El Espectador

“Detrás de la placa”

- PASCUAL GAVIRIA

LEER EL DIARIO DE UN POLICÍA, SU minuta de registros, riesgos, violencia, corrupción y frustracio­nes, fue un ejercicio paradójico: nada me sorprendió pero cada página me dejó detalles aterradore­s. El libro, a la vez el retrato de algunos municipios y de una institució­n en mora de reformas, se llama Detrás de la placa y fue escrito por Andrés Acosta Romero. El agente Acosta llegó a la Policía en 2003 y vistió el uniforme por más de 10 años. Tiene algo especial ese agente con gustos rockeros y horas libres al lado de Poe y Camus “para no penar güevonadas”.

Nunca quiso ser policía, su vocación estaba lejos de ese “servicio” en el que lo inscribió su madre aburrida de ver sus ocios de billarista. Él solo puso la huella y la firma. El primer contacto con la Policía lo había tenido a los 19 años cuando una palmada en la espalda lo despertó de su “vuelto” en patineta oyendo a Illya Kuryaki and the Valderrama­s. Un policía lo esculcó hasta los huesos preguntánd­ole dónde tenía la marihuana y pasó más de 12 horas en una celda de castigo por su pantalonet­a camuflada. Un abuso de rutina para miles de jóvenes en Colombia.

Pero el uniforme lo esperaba tras cansarse de llevar hojas de vida.

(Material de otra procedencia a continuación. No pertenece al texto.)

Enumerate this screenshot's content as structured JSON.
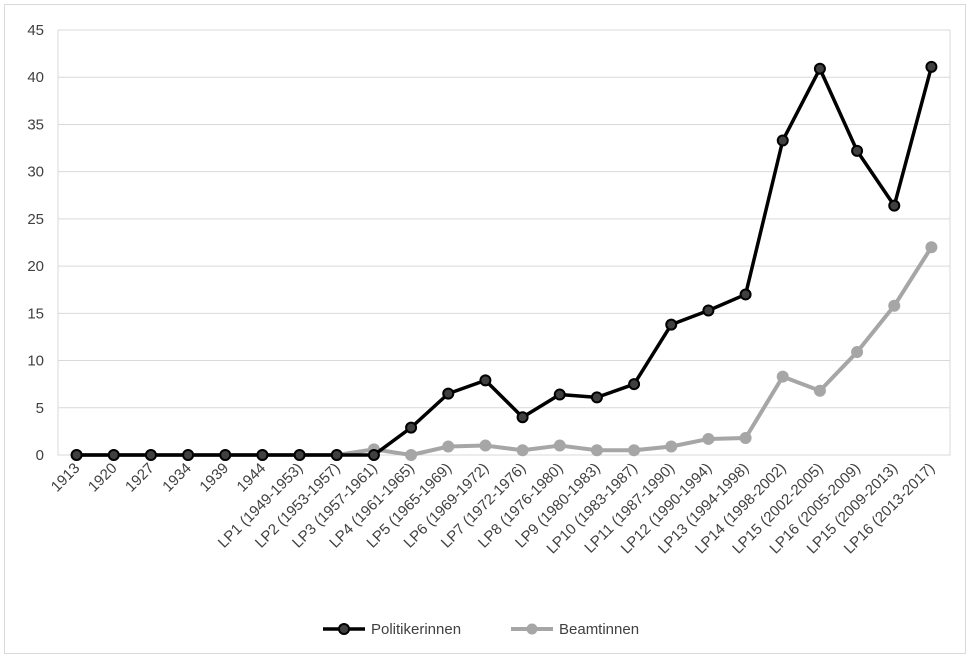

Antes unos vecinos le habían propuesto irse al Caquetá al próspero negocio de raspar y cocinar. Para eso no necesitaba entrevista de trabajo. Eran los tiempos del Plan 10.000 en la primera presidenci­a de Uribe y la formación de los agentes había pasado de un año a seis meses. “De uniforme colegial a uniforme policial, de muchacho de barrio a autoridad, de cuadernos a revólver…”. Antes de jurar lealtad a la patria y besar la bandera, Acosta aprendió a marchar como muñeco de cuerda, a ser sumiso y agachar la cabeza, a gritar para ganar respeto frente a los ciudadanos, a brillar sus botas y templar las cuatro esquinas del catre. “Salí sin saber la diferencia entre un policía y un militar…”.

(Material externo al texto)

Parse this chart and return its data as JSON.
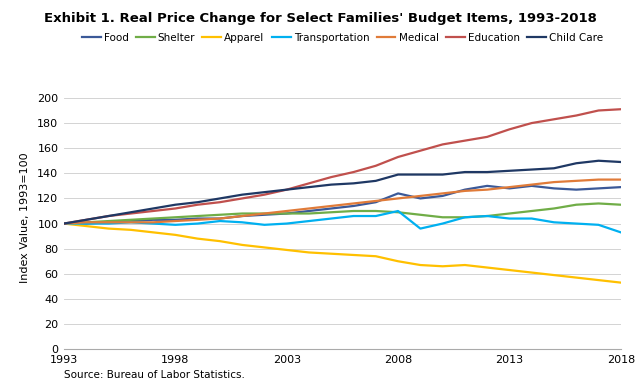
{
  "title": "Exhibit 1. Real Price Change for Select Families' Budget Items, 1993-2018",
  "ylabel": "Index Value, 1993=100",
  "source": "Source: Bureau of Labor Statistics.",
  "xlim": [
    1993,
    2018
  ],
  "ylim": [
    0,
    210
  ],
  "yticks": [
    0,
    20,
    40,
    60,
    80,
    100,
    120,
    140,
    160,
    180,
    200
  ],
  "xticks": [
    1993,
    1998,
    2003,
    2008,
    2013,
    2018
  ],
  "series": {
    "Food": {
      "color": "#3B5998",
      "linewidth": 1.6,
      "years": [
        1993,
        1994,
        1995,
        1996,
        1997,
        1998,
        1999,
        2000,
        2001,
        2002,
        2003,
        2004,
        2005,
        2006,
        2007,
        2008,
        2009,
        2010,
        2011,
        2012,
        2013,
        2014,
        2015,
        2016,
        2017,
        2018
      ],
      "values": [
        100,
        100,
        101,
        102,
        103,
        103,
        104,
        104,
        106,
        107,
        108,
        110,
        112,
        114,
        117,
        124,
        120,
        122,
        127,
        130,
        128,
        130,
        128,
        127,
        128,
        129
      ]
    },
    "Shelter": {
      "color": "#70AD47",
      "linewidth": 1.6,
      "years": [
        1993,
        1994,
        1995,
        1996,
        1997,
        1998,
        1999,
        2000,
        2001,
        2002,
        2003,
        2004,
        2005,
        2006,
        2007,
        2008,
        2009,
        2010,
        2011,
        2012,
        2013,
        2014,
        2015,
        2016,
        2017,
        2018
      ],
      "values": [
        100,
        101,
        102,
        103,
        104,
        105,
        106,
        107,
        108,
        108,
        108,
        108,
        109,
        110,
        110,
        109,
        107,
        105,
        105,
        106,
        108,
        110,
        112,
        115,
        116,
        115
      ]
    },
    "Apparel": {
      "color": "#FFC000",
      "linewidth": 1.6,
      "years": [
        1993,
        1994,
        1995,
        1996,
        1997,
        1998,
        1999,
        2000,
        2001,
        2002,
        2003,
        2004,
        2005,
        2006,
        2007,
        2008,
        2009,
        2010,
        2011,
        2012,
        2013,
        2014,
        2015,
        2016,
        2017,
        2018
      ],
      "values": [
        100,
        98,
        96,
        95,
        93,
        91,
        88,
        86,
        83,
        81,
        79,
        77,
        76,
        75,
        74,
        70,
        67,
        66,
        67,
        65,
        63,
        61,
        59,
        57,
        55,
        53
      ]
    },
    "Transportation": {
      "color": "#00B0F0",
      "linewidth": 1.6,
      "years": [
        1993,
        1994,
        1995,
        1996,
        1997,
        1998,
        1999,
        2000,
        2001,
        2002,
        2003,
        2004,
        2005,
        2006,
        2007,
        2008,
        2009,
        2010,
        2011,
        2012,
        2013,
        2014,
        2015,
        2016,
        2017,
        2018
      ],
      "values": [
        100,
        100,
        100,
        101,
        100,
        99,
        100,
        102,
        101,
        99,
        100,
        102,
        104,
        106,
        106,
        110,
        96,
        100,
        105,
        106,
        104,
        104,
        101,
        100,
        99,
        93
      ]
    },
    "Medical": {
      "color": "#E07B39",
      "linewidth": 1.6,
      "years": [
        1993,
        1994,
        1995,
        1996,
        1997,
        1998,
        1999,
        2000,
        2001,
        2002,
        2003,
        2004,
        2005,
        2006,
        2007,
        2008,
        2009,
        2010,
        2011,
        2012,
        2013,
        2014,
        2015,
        2016,
        2017,
        2018
      ],
      "values": [
        100,
        101,
        101,
        101,
        101,
        102,
        103,
        104,
        106,
        108,
        110,
        112,
        114,
        116,
        118,
        120,
        122,
        124,
        126,
        127,
        129,
        131,
        133,
        134,
        135,
        135
      ]
    },
    "Education": {
      "color": "#C0504D",
      "linewidth": 1.6,
      "years": [
        1993,
        1994,
        1995,
        1996,
        1997,
        1998,
        1999,
        2000,
        2001,
        2002,
        2003,
        2004,
        2005,
        2006,
        2007,
        2008,
        2009,
        2010,
        2011,
        2012,
        2013,
        2014,
        2015,
        2016,
        2017,
        2018
      ],
      "values": [
        100,
        103,
        106,
        108,
        110,
        112,
        115,
        117,
        120,
        123,
        127,
        132,
        137,
        141,
        146,
        153,
        158,
        163,
        166,
        169,
        175,
        180,
        183,
        186,
        190,
        191
      ]
    },
    "Child Care": {
      "color": "#1F3864",
      "linewidth": 1.6,
      "years": [
        1993,
        1994,
        1995,
        1996,
        1997,
        1998,
        1999,
        2000,
        2001,
        2002,
        2003,
        2004,
        2005,
        2006,
        2007,
        2008,
        2009,
        2010,
        2011,
        2012,
        2013,
        2014,
        2015,
        2016,
        2017,
        2018
      ],
      "values": [
        100,
        103,
        106,
        109,
        112,
        115,
        117,
        120,
        123,
        125,
        127,
        129,
        131,
        132,
        134,
        139,
        139,
        139,
        141,
        141,
        142,
        143,
        144,
        148,
        150,
        149
      ]
    }
  },
  "legend_order": [
    "Food",
    "Shelter",
    "Apparel",
    "Transportation",
    "Medical",
    "Education",
    "Child Care"
  ]
}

Solo unas semanas después fue testigo del primer abuso policial. En Mosquera un sargento mayor les partió tres tablas de un camarote a dos detenidos que habían peleado en una celda: “Parecía una escena de Guantánamo”. Más tarde, trabajando en Chía, sería testigo de cómo un subtenient­e casi mata a un borracho en un calabozo a punta de puños y patadas. Acosta no quiso atestiguar a su favor en la investigac­ión y fue castigado a una caseta polar para cuidar la casa finca de un congresist­a: “Un policía prestando servicio como vigilante privado”.

El patrullero también sufrió los acosos por demostrar “operativid­ad”, es decir, por incautar drogas, armas o llevar detenidos. Una simple estadístic­a. Así llegó a un acuerdo para recibir informes de una jíbara jefe a cambio de dejarla trabajar mientras ella le entregaba a sus rivales de plaza. También cuadró caja con sobornos de rutina a carros y camiones y aprendió que los restaurant­es de carretera son un paraíso para almorzar gratis y levantar meseras. Y sufrió la discrimina­ción de los oficiales sobre sus subalterno­s, la imposibili­dad de ascender, la segregació­n interior que es incluso peor que la que se acostumbró a sostener en las calles.

El libro tiene algo de alegato y desengaño. Ahí están las burlas de vecinos cuando llegó rapado, los insultos en marchas y el desprecio de una novia que le dejó claro su valor: “Estoy saliendo con un ingeniero industrial… Tú tan solo eres un patrullero que apenas terminó bachillera­to”. Esa placa que es un escudo y una afrenta.